Artificial intelligence startup Inception Labs has recently announced the release of Mercury2, which is not only a high-performance inference model but also represents a bold "paradigm shift" in its underlying architecture.

image.png

The model completely abandons the currently popular Transformer architecture and instead uses diffusion-based models to generate text, aiming to break through the performance bottlenecks of traditional large models.

image.png

Different from traditional models that generate tokens (characters) one by one, Mercury2 works more like an experienced editor. Instead of generating one character at a time, it can perform global optimization and rewriting on multiple text blocks simultaneously. This parallel processing logic allows Mercury2 to demonstrate remarkable speed advantages when handling complex logical reasoning tasks.
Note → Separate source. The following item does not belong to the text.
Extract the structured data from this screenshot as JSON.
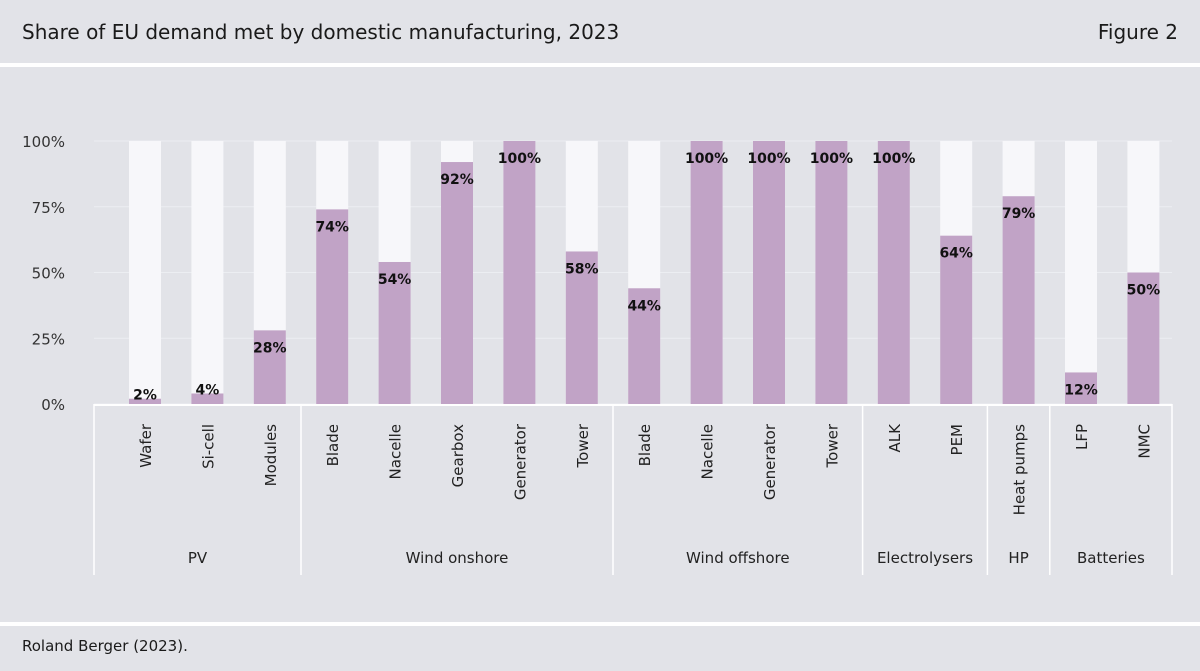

According to test data obtained by AIbase, under the drive of NVIDIA Blackwell GPU, Mercury2's generation speed reaches an astonishing 1009 tokens per second. In end-to-end latency tests, the model responds in just 1.7 seconds, which is more than eight times faster than Google's Gemini3Flash and far exceeds Anthropic's Claude Haiku4.5. Despite its extremely fast speed, its quality remains competitive with current top lightweight reasoning models in authoritative reasoning benchmark tests such as GPQA Diamond and AIME.

In terms of commercial strategy, Inception Labs has adopted a highly competitive pricing plan, with input and output costs only a quarter of those of similar competitors. Currently, Mercury2 has officially opened API interfaces and supports ultra-long context of 128,000 tokens and tool calling functions. For voice assistants, search systems, and programming tools that pursue extreme response speed, this "unconventional" diffusion reasoning model undoubtedly offers an attractive new option.

Summary:

  • 🌀 Revolutions in the underlying architecture: Abandoning the traditional character-by-character generation mode, adopting diffusion model technology, supporting global optimization of multiple text blocks simultaneously, achieving a qualitative change in reasoning logic.

  • Outstanding performance: Achieving second-level response with the latest hardware, generating over 1000 tokens per second, with latency performance significantly better than Gemini3 and Claude4.5.

  • 💰 High cost-effectiveness for commercial use: Challenging the existing market landscape with extremely low cost, supporting long texts and API access, focusing on enterprise-level AI applications sensitive to latency.